Italo Calvino proferiu, em 1985, cinco conferências na Charles Eliot Norton Poetry Lectures, da Universidade de Harvard, com o tema: Seis propostas para o próximo milênio. Cada uma delas tratando de um tema relacionado à literatura: “Leveza", "Rapidez", "Exatidão", "Visibilidade" e "Multiplicidade”. A sexta proposta, que seria “Consistência”, não chegou a ser proferida em razão de seu súbito falecimento.

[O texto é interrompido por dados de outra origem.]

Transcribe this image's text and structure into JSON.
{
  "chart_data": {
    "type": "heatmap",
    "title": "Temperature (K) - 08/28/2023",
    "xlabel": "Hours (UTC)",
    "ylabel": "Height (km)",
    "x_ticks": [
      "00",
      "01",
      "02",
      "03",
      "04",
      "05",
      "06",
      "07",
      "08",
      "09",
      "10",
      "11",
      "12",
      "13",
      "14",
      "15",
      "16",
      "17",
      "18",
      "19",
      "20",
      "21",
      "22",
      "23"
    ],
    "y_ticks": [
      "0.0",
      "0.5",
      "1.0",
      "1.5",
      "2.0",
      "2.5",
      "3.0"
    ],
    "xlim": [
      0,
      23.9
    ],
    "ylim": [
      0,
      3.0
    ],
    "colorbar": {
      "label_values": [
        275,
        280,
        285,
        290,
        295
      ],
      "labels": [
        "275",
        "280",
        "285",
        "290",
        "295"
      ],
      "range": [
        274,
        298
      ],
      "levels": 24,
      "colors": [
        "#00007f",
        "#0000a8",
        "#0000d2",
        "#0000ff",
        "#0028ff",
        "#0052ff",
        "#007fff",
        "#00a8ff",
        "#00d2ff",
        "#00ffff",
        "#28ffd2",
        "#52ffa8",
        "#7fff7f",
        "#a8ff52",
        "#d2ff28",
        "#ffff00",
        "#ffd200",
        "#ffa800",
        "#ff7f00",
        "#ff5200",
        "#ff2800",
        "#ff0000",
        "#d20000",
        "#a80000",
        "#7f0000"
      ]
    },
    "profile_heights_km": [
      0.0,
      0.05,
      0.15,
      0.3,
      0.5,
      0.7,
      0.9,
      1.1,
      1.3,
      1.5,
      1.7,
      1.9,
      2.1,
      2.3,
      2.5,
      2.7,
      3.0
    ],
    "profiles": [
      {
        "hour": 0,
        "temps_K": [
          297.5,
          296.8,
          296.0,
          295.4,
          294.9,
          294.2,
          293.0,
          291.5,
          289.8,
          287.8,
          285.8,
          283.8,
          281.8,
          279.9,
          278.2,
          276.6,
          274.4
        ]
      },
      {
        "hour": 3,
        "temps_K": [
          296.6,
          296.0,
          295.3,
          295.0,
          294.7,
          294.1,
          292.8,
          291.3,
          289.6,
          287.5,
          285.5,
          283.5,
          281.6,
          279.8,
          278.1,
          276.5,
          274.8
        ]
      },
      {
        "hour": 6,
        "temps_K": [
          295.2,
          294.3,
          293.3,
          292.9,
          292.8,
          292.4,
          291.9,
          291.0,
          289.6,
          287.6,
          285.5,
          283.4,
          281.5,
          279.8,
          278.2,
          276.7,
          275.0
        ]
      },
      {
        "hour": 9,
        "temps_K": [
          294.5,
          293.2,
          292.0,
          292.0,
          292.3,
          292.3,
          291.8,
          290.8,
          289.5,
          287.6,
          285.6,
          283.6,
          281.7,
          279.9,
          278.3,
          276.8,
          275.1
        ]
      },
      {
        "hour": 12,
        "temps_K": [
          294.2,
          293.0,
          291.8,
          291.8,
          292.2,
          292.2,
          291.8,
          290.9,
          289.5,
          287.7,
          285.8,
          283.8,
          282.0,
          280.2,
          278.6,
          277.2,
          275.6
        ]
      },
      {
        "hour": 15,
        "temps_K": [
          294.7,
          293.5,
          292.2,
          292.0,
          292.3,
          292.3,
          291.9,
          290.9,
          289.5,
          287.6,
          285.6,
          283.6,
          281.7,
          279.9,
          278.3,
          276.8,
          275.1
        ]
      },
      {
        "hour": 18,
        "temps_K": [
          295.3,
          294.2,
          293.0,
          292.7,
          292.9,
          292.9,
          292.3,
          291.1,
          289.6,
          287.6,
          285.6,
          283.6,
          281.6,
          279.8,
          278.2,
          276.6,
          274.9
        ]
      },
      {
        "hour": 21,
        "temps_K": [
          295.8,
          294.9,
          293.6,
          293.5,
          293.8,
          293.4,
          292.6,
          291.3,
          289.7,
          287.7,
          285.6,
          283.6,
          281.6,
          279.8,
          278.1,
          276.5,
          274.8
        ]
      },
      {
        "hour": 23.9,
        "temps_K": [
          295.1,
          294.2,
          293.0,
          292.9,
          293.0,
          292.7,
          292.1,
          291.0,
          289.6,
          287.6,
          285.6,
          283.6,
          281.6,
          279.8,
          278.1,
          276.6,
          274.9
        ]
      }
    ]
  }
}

Em contato com o livro que reúne as conferências desse autor, me impressionou a relação que ele faz entre suas propostas literárias e a visão de mundo que elas carregam. Isso me levou a escrever sobre uma delas, que para mim fez todo o sentido - a Leveza.


Calvino aborda esse tema com a seguinte reflexão:

Cada vez que o reino do humano me parece condenado ao peso, digo para mim mesmo que, à maneira de Perseu, eu devia voar para outro espaço. Não se trata absolutamente de fuga para o sonho ou o irracional. Quero dizer que preciso mudar de ponto de observação, que preciso considerar o mundo sob uma outra ótica, outra lógica, outros meios de conhecimento e controle. As imagens de leveza que busco não devem, em contato com a realidade presente e futura, dissolver-se como sonhos...”


Não querendo, discursar sobre a obra do autor, mesmo porque não tenho bagagem literária para isso, penso que o limiar entre a fuga para o sonho e a vivência da leveza frente à realidade é difícil de identificar. Na maioria das vezes o peso da realidade é tal que a fuga para o irreal é o caminho menos custoso, menos dolorido. Introduzir a leveza na forma de encarar a vida real exige uma mudança de olhar sobre essa realidade que, muitas vezes, não temos disposição ou coragem para empreender.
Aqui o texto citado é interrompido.